É verdade que “estilo” às vezes quer dizer pouco. Nós aqui no Brasil vimos a postura diplomática de Celso Amorim levando adiante a firme defesa dos interesses brasileiros. Por outro lado, vimos também um Itamaraty nas mãos de José Serra e Aloysio Nunes, carrancudos e falando grosso (com a Venezuela…), enquanto conduziam uma política extremamente cordial com os países ricos. Nos Estados Unidos, Henry Kissinger, um cortês professor de filosofia, foi talvez o mais duro secretário de Estado. Por sua vez, Hillary Clinton, sob Obama, com sorrisos nos lábios conduziu uma política externa belicosa que elevou os gastos militares dos EUA a patamares inéditos.

Se a retórica de Pompeo se converterá em uma diplomacia ainda mais agressiva por parte dos EUA, é algo a se confirmar. Há muito jogo de cena. No conflito com a Coréia do Norte, por exemplo, os meses de ameaças e agressões verbais parecem, contraditóriamente aos anúncios, ter chegado a um inédito encontro entre os presidentes dos dois países (uma enorme vitória diplomática de Kim-Jun un). De todo modo, a posição enfática de Pompeo sobre o Irã, aliada à oposição de Trump à renovação do acordo, trazem fortes e renovados ventos de guerra.

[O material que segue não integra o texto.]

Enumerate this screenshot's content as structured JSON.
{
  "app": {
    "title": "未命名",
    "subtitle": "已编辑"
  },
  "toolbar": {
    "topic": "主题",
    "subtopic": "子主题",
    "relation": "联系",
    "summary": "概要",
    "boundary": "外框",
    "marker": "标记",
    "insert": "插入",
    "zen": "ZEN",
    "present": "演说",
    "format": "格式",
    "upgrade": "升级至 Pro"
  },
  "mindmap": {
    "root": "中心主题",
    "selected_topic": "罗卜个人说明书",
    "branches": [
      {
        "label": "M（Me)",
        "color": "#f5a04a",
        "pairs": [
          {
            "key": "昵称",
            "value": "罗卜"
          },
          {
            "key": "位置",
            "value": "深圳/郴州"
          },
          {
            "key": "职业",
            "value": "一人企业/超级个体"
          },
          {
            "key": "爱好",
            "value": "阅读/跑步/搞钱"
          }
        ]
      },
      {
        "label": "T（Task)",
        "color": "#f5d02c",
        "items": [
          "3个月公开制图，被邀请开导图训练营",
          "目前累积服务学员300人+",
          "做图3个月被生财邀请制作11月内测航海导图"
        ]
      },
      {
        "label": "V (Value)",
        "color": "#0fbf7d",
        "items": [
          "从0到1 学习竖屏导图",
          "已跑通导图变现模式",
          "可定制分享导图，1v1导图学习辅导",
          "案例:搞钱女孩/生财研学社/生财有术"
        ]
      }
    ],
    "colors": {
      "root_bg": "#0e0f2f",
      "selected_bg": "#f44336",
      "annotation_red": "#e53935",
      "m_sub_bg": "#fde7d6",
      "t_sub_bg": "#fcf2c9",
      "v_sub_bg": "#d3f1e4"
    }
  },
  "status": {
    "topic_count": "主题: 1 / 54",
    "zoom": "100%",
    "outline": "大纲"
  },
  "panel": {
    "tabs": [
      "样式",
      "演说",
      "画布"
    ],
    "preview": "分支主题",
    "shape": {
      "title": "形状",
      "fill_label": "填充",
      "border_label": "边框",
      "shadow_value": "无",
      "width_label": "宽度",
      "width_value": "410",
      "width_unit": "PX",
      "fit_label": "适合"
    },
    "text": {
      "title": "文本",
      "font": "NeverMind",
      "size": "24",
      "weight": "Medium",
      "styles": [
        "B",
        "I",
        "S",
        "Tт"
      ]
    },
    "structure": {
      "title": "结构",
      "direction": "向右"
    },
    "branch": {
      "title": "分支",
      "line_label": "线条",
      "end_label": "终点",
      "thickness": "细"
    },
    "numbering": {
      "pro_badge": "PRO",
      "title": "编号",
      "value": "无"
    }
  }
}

Trata-se de um momento em que uma Washington ferida pelo fiasco de sua política na Guerra da Síria procura recuperar protagonismo no Golfo Pérsico. Até o final de abril, a capital norte-americana receberá a visita do príncipe Salman, governante de fato da Árabia Saudita, para conversas bilaterais. Na pauta, estarão o Irã, a Síria e uma possível cúpula com governantes do Golfo Pérsico. Esses movimentos se dão no esteio da escalada das tensões entre Israel e Irã, desde fevereiro passado quando, em um episódio mal explicado, um caça israelense foi abatido na Síria em resposta à derrubada de um drone iraniano. Se Pompeo e Trump quiserem mesmo a guerra, não lhes faltarão pretextos.

Para a América Latina, a notícia tampouco é boa. Pompeo fala sem restrições sobre sua simpatia pelas políticas de “mudança de governo” (“regime change”) aplicadas pela CIA. No ano passado, ele enalteceu publicamente a atuação do serviço secreto na busca pela derrubada do governo de Nicolás Maduro, alegando coisas como a presença de agentes iranianos e do Hezbollah na Venezuela. Em um ano de eleições importantes no continente, é de se esperar que a visão e os métodos da CIA agora abarquem ainda mais a atuação externa norte-americana.

Já na disputa interna que tomou conta de Washington, Trump vai, aos poucos, mais à vontade no cargo, assumindo as rédeas de seu governo. Até então, o poder na Casa Branca passava por uma tríade capaz de anular o presidente: Tillerson, John Kelly (Chefe de Gabinete) e Jim Mattis (Secretário da Defesa), sendo os dois últimos generais da reserva, ambos “marines”. Um senador republicano, Bob Corker, presidente do poderoso comitê de relações exteriores do Senado norte-americano, chegou a dizer que os três eram as pessoas que separavam os EUA do caos.

Agora, Trump terá um secretário mais próximo de si e esse “equilíbrio” poderá ser rompido. Mike Pompeo na Secretaria de Estado é uma indicação de que o “America First” é mesmo a resposta violenta de um gigante acuado e temeroso ante um mundo que se redefine.